O Dia Internacional para Acabar com a Fístula Obstétrica é celebrado anualmente em 23 de maio. Instituído pelas Nações Unidas, a data tem como objetivo aumentar a conscientização sobre a fístula obstétrica e mobilizar esforços globais para eliminar essa condição.
O que é a Fístula Obstétrica?
É uma perfuração no canal de parto (entre a vagina e a bexiga ou reto) causada por trabalho de parto prolongado e sem assistência médica adequada.

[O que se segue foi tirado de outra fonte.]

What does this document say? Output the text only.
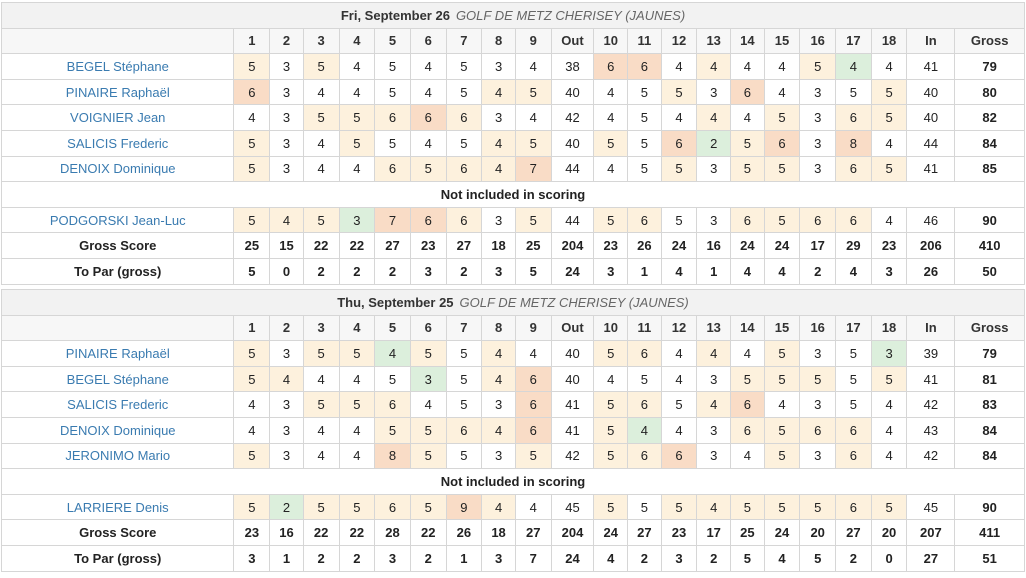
Fri, September 26 GOLF DE METZ CHERISEY (JAUNES)																					
	1	2	3	4	5	6	7	8	9	Out	10	11	12	13	14	15	16	17	18	In	Gross
BEGEL Stéphane	5	3	5	4	5	4	5	3	4	38	6	6	4	4	4	4	5	4	4	41	79
PINAIRE Raphaël	6	3	4	4	5	4	5	4	5	40	4	5	5	3	6	4	3	5	5	40	80
VOIGNIER Jean	4	3	5	5	6	6	6	3	4	42	4	5	4	4	4	5	3	6	5	40	82
SALICIS Frederic	5	3	4	5	5	4	5	4	5	40	5	5	6	2	5	6	3	8	4	44	84
DENOIX Dominique	5	3	4	4	6	5	6	4	7	44	4	5	5	3	5	5	3	6	5	41	85
Not included in scoring																					
PODGORSKI Jean-Luc	5	4	5	3	7	6	6	3	5	44	5	6	5	3	6	5	6	6	4	46	90
Gross Score	25	15	22	22	27	23	27	18	25	204	23	26	24	16	24	24	17	29	23	206	410
To Par (gross)	5	0	2	2	2	3	2	3	5	24	3	1	4	1	4	4	2	4	3	26	50
Thu, September 25 GOLF DE METZ CHERISEY (JAUNES)																					
	1	2	3	4	5	6	7	8	9	Out	10	11	12	13	14	15	16	17	18	In	Gross
PINAIRE Raphaël	5	3	5	5	4	5	5	4	4	40	5	6	4	4	4	5	3	5	3	39	79
BEGEL Stéphane	5	4	4	4	5	3	5	4	6	40	4	5	4	3	5	5	5	5	5	41	81
SALICIS Frederic	4	3	5	5	6	4	5	3	6	41	5	6	5	4	6	4	3	5	4	42	83
DENOIX Dominique	4	3	4	4	5	5	6	4	6	41	5	4	4	3	6	5	6	6	4	43	84
JERONIMO Mario	5	3	4	4	8	5	5	3	5	42	5	6	6	3	4	5	3	6	4	42	84
Not included in scoring																					
LARRIERE Denis	5	2	5	5	6	5	9	4	4	45	5	5	5	4	5	5	5	6	5	45	90
Gross Score	23	16	22	22	28	22	26	18	27	204	24	27	23	17	25	24	20	27	20	207	411
To Par (gross)	3	1	2	2	3	2	1	3	7	24	4	2	3	2	5	4	5	2	0	27	51
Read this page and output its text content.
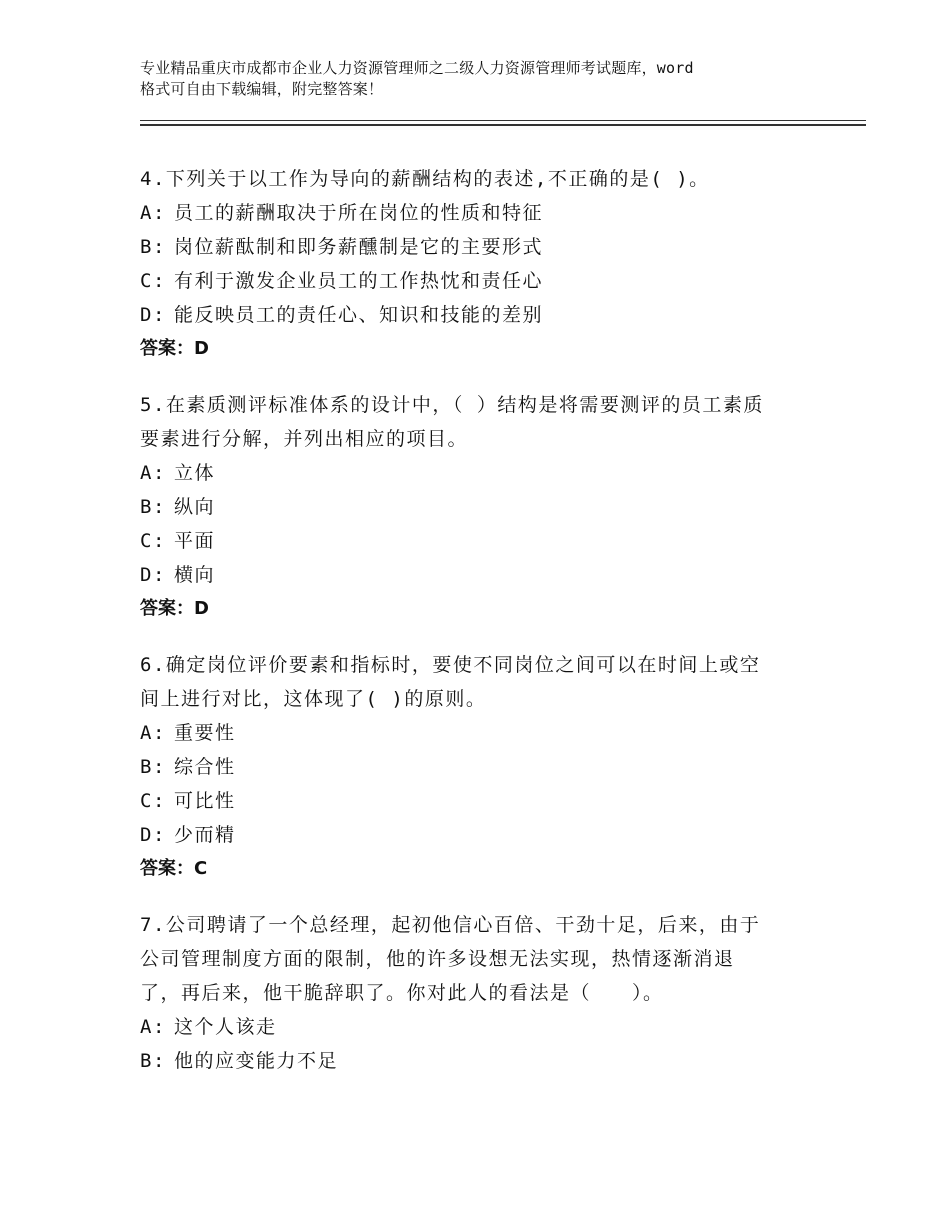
专业精品重庆市成都市企业人力资源管理师之二级人力资源管理师考试题库，word
格式可自由下载编辑，附完整答案！
4.下列关于以工作为导向的薪酬结构的表述,不正确的是( )。
A: 员工的薪酬取决于所在岗位的性质和特征
B: 岗位薪酞制和即务薪醺制是它的主要形式
C: 有利于激发企业员工的工作热忱和责任心
D: 能反映员工的责任心、知识和技能的差别
答案：D
5.在素质测评标准体系的设计中，（ ）结构是将需要测评的员工素质
要素进行分解，并列出相应的项目。
A: 立体
B: 纵向
C: 平面
D: 横向
答案：D
6.确定岗位评价要素和指标时，要使不同岗位之间可以在时间上或空
间上进行对比，这体现了( )的原则。
A: 重要性
B: 综合性
C: 可比性
D: 少而精
答案：C
7.公司聘请了一个总经理，起初他信心百倍、干劲十足，后来，由于
公司管理制度方面的限制，他的许多设想无法实现，热情逐渐消退
了，再后来，他干脆辞职了。你对此人的看法是（　　）。
A: 这个人该走
B: 他的应变能力不足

Sem acesso à cesariana de emergência, o tecido da mulher é comprimido pela cabeça do bebê, morre e acaba criando um orifício.
Principais consequências:
- Incontinência total (urina ou fezes escapam constantemente pela vagina).
- Odor forte, levando ao isolamento social e familiar.
- Problemas psicológicos graves (depressão, ansiedade).
- Partos natimortos (na maioria dos casos, o bebê não sobrevive).
Por que isso ainda acontece?
A fístula é uma doença da pobreza e da desigualdade de gênero. Atinge quase exclusivamente meninas e mulheres jovens em países de baixa renda (África subsaariana, Ásia e algumas regiões da América Latina), onde:
- O casamento infantil e a gravidez precoce são comuns (corpo ainda não desenvolvido para o parto).
- Falta acesso a serviços de saúde materna e cesarianas.
- Mulheres não têm autonomia para buscar um hospital.
A boa notícia: tem cura!
- Cirurgia reparadora (custo médio entre US$ 300 a US$ 500) resolve a fístula simples em cerca de 90% dos casos.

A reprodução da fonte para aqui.